We consider the pseudorelativistic Hartree equation

$$ \begin{align*} i\partial_t\psi=(\sqrt{-c^2\Delta +m^2c^4}-mc^2)\psi-(|x|^{-1}*|\psi|^2)\psi\quad \text{with } (t,x)\in\mathbb{R}\times\mathbb{R}^3, \end{align*} $$

which describes the dynamics of pseudorelativistic boson stars in the mean-field limit. We study the travelling waves of the form $\psi (t,x)=e^{it\mu }\varphi _{c}(x-vt)$, where $v\in \mathbb {R}^3$ denotes the travelling velocity.
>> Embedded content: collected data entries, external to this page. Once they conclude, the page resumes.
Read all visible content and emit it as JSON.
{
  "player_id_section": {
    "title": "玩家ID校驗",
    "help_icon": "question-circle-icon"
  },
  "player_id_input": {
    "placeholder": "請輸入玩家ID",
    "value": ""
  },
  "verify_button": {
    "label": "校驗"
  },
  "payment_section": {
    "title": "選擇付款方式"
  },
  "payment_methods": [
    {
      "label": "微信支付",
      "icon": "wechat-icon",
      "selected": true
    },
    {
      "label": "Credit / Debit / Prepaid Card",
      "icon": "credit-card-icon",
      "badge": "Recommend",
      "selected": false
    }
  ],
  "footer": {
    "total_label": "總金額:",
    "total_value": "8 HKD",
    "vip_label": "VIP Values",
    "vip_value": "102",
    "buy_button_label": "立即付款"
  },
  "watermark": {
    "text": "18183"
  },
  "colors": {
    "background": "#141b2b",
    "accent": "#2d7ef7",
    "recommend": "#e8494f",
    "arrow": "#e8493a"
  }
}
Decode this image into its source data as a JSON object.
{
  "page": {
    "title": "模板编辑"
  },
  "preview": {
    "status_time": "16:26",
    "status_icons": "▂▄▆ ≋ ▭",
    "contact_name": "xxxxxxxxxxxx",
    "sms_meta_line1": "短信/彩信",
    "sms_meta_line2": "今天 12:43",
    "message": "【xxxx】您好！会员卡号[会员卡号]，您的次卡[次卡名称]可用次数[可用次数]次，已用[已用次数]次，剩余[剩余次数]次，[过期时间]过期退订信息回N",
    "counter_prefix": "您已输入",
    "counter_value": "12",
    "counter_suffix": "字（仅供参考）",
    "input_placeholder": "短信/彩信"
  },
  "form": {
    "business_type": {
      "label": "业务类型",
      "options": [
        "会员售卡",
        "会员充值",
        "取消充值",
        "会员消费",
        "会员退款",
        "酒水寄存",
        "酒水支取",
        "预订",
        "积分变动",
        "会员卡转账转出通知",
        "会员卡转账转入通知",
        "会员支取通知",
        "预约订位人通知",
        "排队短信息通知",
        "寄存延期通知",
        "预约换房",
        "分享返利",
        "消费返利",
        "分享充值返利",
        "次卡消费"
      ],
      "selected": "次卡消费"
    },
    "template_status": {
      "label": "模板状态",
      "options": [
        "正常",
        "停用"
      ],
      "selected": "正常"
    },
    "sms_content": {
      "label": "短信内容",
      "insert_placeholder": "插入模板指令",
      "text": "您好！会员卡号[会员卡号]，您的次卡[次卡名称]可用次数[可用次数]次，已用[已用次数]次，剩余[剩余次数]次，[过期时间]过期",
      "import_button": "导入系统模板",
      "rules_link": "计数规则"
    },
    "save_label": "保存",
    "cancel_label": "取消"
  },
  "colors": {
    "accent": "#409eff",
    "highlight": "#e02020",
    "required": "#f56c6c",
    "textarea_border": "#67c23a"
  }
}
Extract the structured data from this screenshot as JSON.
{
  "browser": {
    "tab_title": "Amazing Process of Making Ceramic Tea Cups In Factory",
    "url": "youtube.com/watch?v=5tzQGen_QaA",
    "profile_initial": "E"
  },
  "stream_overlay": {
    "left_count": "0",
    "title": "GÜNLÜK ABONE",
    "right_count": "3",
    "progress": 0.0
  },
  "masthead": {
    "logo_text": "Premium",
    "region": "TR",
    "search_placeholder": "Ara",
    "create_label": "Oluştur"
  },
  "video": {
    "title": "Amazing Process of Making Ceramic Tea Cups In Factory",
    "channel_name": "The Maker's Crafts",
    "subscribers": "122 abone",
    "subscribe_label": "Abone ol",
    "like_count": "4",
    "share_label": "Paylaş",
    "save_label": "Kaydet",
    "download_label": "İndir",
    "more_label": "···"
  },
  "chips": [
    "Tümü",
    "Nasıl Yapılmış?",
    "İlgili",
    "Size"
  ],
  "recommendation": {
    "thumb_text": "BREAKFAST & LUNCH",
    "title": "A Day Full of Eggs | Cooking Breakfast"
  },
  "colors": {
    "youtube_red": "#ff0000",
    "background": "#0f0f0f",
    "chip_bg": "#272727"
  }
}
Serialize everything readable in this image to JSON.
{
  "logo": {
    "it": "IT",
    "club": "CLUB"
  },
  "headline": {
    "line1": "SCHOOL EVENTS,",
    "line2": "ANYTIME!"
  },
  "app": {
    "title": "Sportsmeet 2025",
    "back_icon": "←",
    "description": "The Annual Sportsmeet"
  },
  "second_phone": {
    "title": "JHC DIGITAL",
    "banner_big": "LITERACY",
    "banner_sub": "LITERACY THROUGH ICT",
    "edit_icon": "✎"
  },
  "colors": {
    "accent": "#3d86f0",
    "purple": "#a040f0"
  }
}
We prove that $\varphi _{c}$ converges strongly to the minimiser $\varphi _{\infty }$ of the limit energy $E_{\infty }(N)$ in $H^1(\mathbb {R}^3)$ as the light speed $c\to \infty $, where $E_{\infty }(N)$ is the corresponding energy for the limit equation

$$ \begin{align*} -\frac{1}{2m}\Delta\varphi_{\infty}+i(v\cdot\nabla)\varphi_{\infty}-({|x|^{-1}}*|\varphi_{\infty}|^2)\varphi_{\infty}=-\lambda\varphi_{\infty}. \end{align*} $$

Since the operator $-\Delta $ is the classical kinetic operator, we call this the nonrelativistic limit. We prove the existence of the minimiser for the limit energy $E_{\infty }(N)$ by using concentration-compactness arguments.